The authors use a constant learning rate scheduler and AdamW optimizer for the reinforcement learning stage, with 300 training steps and 16 rollouts per prompt. The model is trained with a temperature of 1.0 and a prompt length of 8192 tokens, using KL-divergence penalties set to 3e-4 and 4e-4.

The authors use a multi-stage training approach with supervised fine-tuning (SFT) and reinforcement learning (RL) to evaluate the performance of MMFineReason models across various benchmarks. Results show that SFT drives major gains in reasoning tasks, while RL enhances generalization on general understanding and chart reasoning benchmarks, with the 8B model achieving state-of-the-art results on its size class and outperforming larger open-source and closed-source models.

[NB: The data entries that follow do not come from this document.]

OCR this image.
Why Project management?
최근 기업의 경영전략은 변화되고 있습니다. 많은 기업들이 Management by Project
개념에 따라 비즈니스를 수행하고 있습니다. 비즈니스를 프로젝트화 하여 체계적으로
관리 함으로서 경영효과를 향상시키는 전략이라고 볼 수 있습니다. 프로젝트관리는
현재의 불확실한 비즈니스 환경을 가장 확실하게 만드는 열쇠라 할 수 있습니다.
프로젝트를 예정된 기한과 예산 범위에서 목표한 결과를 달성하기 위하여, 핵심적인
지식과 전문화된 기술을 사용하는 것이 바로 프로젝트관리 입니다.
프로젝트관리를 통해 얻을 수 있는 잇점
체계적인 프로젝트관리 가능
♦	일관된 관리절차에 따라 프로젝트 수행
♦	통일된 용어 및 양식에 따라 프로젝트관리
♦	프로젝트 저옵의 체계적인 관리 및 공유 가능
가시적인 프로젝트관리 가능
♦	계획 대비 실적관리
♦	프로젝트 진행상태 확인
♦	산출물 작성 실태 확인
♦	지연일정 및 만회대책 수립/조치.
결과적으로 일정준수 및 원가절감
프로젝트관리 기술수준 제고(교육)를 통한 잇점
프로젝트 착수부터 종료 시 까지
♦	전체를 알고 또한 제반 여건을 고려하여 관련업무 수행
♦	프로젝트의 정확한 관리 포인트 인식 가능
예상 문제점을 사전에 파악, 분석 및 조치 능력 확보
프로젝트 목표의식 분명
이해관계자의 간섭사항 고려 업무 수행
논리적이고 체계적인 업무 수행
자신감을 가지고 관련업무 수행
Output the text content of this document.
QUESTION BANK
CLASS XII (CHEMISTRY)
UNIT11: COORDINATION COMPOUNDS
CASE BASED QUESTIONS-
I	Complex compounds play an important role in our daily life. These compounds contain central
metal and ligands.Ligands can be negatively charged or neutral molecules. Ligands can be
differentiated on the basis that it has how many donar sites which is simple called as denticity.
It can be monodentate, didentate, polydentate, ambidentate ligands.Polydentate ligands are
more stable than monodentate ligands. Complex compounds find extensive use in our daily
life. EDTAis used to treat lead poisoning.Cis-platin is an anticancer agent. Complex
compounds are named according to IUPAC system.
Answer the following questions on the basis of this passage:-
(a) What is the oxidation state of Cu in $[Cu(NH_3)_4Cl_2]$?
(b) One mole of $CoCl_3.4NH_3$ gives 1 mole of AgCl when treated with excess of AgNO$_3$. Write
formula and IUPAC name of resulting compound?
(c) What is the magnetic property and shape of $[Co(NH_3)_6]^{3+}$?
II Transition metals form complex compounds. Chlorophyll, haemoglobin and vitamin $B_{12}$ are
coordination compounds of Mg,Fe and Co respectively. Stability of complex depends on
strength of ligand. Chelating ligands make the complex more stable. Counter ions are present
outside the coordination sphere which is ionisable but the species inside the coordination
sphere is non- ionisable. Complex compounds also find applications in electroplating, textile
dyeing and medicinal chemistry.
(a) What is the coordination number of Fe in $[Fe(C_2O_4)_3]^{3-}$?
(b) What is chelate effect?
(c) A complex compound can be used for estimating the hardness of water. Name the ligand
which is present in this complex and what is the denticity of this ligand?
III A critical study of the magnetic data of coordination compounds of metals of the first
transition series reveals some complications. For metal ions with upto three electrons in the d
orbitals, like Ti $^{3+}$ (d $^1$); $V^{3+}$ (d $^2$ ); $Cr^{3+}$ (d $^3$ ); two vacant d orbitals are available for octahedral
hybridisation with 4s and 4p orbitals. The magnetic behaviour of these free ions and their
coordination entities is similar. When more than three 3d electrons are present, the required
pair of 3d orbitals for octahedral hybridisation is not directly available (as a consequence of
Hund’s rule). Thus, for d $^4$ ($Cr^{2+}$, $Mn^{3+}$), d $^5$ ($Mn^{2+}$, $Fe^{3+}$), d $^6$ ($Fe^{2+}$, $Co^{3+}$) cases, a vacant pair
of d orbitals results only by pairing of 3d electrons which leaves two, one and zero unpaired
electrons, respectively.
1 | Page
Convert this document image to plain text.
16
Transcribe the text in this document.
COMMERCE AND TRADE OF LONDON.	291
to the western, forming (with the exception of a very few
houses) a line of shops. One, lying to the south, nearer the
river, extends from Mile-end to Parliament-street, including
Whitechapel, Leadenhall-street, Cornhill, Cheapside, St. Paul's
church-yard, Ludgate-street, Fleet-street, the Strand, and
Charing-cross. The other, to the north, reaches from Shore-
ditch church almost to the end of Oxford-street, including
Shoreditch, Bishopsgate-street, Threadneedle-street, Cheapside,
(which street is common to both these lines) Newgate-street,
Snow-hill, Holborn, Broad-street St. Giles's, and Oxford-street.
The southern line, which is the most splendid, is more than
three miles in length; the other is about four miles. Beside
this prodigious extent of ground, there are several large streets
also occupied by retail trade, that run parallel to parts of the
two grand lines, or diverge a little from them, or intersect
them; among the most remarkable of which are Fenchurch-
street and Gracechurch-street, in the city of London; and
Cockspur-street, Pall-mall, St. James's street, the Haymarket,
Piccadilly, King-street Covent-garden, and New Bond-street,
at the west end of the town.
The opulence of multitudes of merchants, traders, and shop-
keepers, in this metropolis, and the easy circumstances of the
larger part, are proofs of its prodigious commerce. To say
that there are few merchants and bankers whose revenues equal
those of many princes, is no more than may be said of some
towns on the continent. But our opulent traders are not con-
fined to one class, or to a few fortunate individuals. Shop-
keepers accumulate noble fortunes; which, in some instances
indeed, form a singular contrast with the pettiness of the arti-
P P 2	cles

The authors use the table to quantify the impact of their filtering process on dataset size and quality, showing that filtering reduces the total number of samples from 2,372,320 to 1,806 while maintaining a high retention rate of 96.36%. The results indicate that the filtering strategy effectively removes low-quality or redundant data, particularly in datasets like MMR1 and FineVision-visualwebinstruct, which see significant reductions in sample count, while preserving high-quality reasoning data.

The authors use the table to compare the performance of various datasets on reasoning tasks, with metrics including mean pass rate (PR), median pass rate, and consistency. Results show that datasets like FineVision-ai2d_merged and FineVision-scienceqa achieve high mean pass rates, while others such as FineVision-geometry3k and FineVision-raven have significantly lower performance, indicating substantial variation in difficulty across datasets.